STARK-Levenshtein - Fuzzy String Matching¶
Overview¶
Minimal wrappers for Levenshtein distance and similarity, with optional phonetic/character proximity graphs, substring search, and prefix/suffix ignoring. Useful for fuzzy string matching, similarity scoring, and fuzzy substring search. Written in cython and compiled for performance.
Basic Usage¶
from stark.tools.levenshtein import (
levenshtein_distance,
levenshtein_similarity,
levenshtein_match,
levenshtein_distance_substring,
levenshtein_search_substring,
SIMPLEPHONE_PROXIMITY_GRAPH, # Is more meaningful to use for simplephone strings, see phonetic tools docs
SKIP_SPACES_GRAPH, # ignores spaces while matching
)
# Get the Levenshtein distance (lower = more similar, 0 = exact match)

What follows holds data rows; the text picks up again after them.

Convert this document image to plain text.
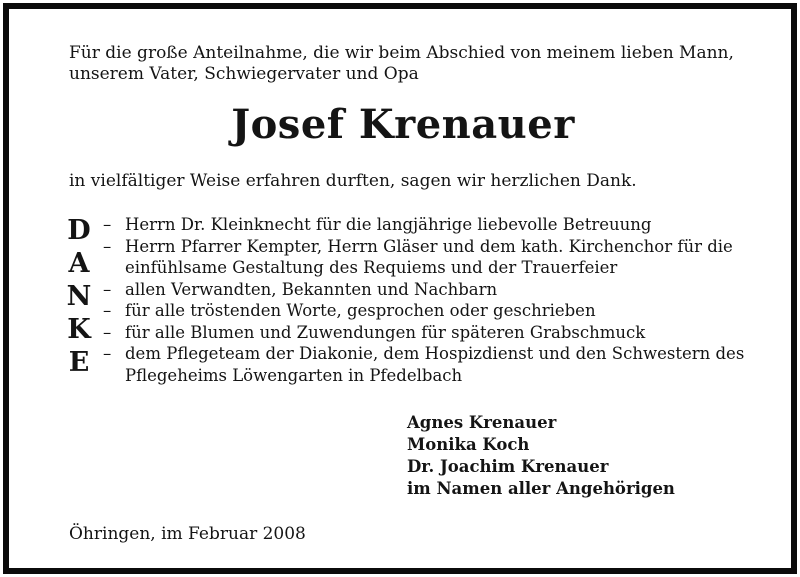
Für die große Anteilnahme, die wir beim Abschied von meinem lieben Mann,
unserem Vater, Schwiegervater und Opa
Josef Krenauer
in vielfältiger Weise erfahren durften, sagen wir herzlichen Dank.
D
A
N
K
E
– Herrn Dr. Kleinknecht für die langjährige liebevolle Betreuung
– Herrn Pfarrer Kempter, Herrn Gläser und dem kath. Kirchenchor für die
einfühlsame Gestaltung des Requiems und der Trauerfeier
– allen Verwandten, Bekannten und Nachbarn
– für alle tröstenden Worte, gesprochen oder geschrieben
– für alle Blumen und Zuwendungen für späteren Grabschmuck
– dem Pflegeteam der Diakonie, dem Hospizdienst und den Schwestern des
Pflegeheims Löwengarten in Pfedelbach
Agnes Krenauer
Monika Koch
Dr. Joachim Krenauer
im Namen aller Angehörigen
Öhringen, im Februar 2008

lev = levenshtein_distance(s1="kitten", s2="sitting")
# Get similarity score (0.0 to 1.0, higher = more similar)
sim = levenshtein_similarity(s1="kitten", s2="sitting")
# Check if two strings are similar enough (similarity >= threshold)
is_match = levenshtein_match(s1="kitten", s2="sitting", threshold=0.7)
# Find all substrings in s2 with minimal distance to s1
dist_spans = levenshtein_distance_substring(s1="kitten", s2="the sitting cat")
# Returns: list of (Span, distance)
# Find substrings in s2 where similarity to s1 is above threshold
search_spans = levenshtein_search_substring(s1="kitten", s2="the sitting cat", threshold=0.7)
# Returns: list of (Span, similarity)
Parameters¶
All functions accept:
s1: str– first string to compare (required)s2: str– second string to compare (required)proximity_graph: dict[str, dict[str, float]] | None = None– custom operation costs instead of default 1. For example, based on phonetic similarity, keyboard proximity, or just to ignore some characters.max_distance: float | None = None– skip calculation if distance exceeds this value and early_return is True (optional)ignore_prefix: bool = False– ignore matching prefixes, required for substring searchignore_suffix: bool = False– ignore matching suffixes, breaks substring searchnarrow: bool = False– restrict to shortest possible substring (substring search)early_return: bool = True– return as soon as threshold is met (faster). False value is for debug only.lower: bool = False– compare strings as lowercase
Functions with a threshold parameter:
- threshold: float = 0 – similarity threshold for match/search; used to calc max_distance, which stops the calculation early if distance exceeds this value to improve performance
Constants¶
type ProximityGraph = dict[str, dict[str, float]]
PROX_MED = 0.5
PROX_LOW = 0.25
PROX_MIN = 0.01
SIMPLEPHONE_PROXIMITY_GRAPH: ProximityGraph = {
"w": {"f": PROX_MED, "a": PROX_LOW, "y": PROX_LOW},
"y": {"a": PROX_LOW, "w": PROX_LOW},
"a": {"y": PROX_LOW, "w": PROX_LOW, "-": PROX_LOW}, # '-' for deletion
"f": {"w": PROX_MED},
" ": {"-": PROX_MIN}, # ignore spaces
"-": {"a": PROX_LOW, " ": PROX_MIN}, # insertion
}
SKIP_SPACES_GRAPH = {" ": {"-": PROX_MIN}, "-": {" ": PROX_MIN}}
For more advanced usage, see the source code or use your IDE's autocomplete.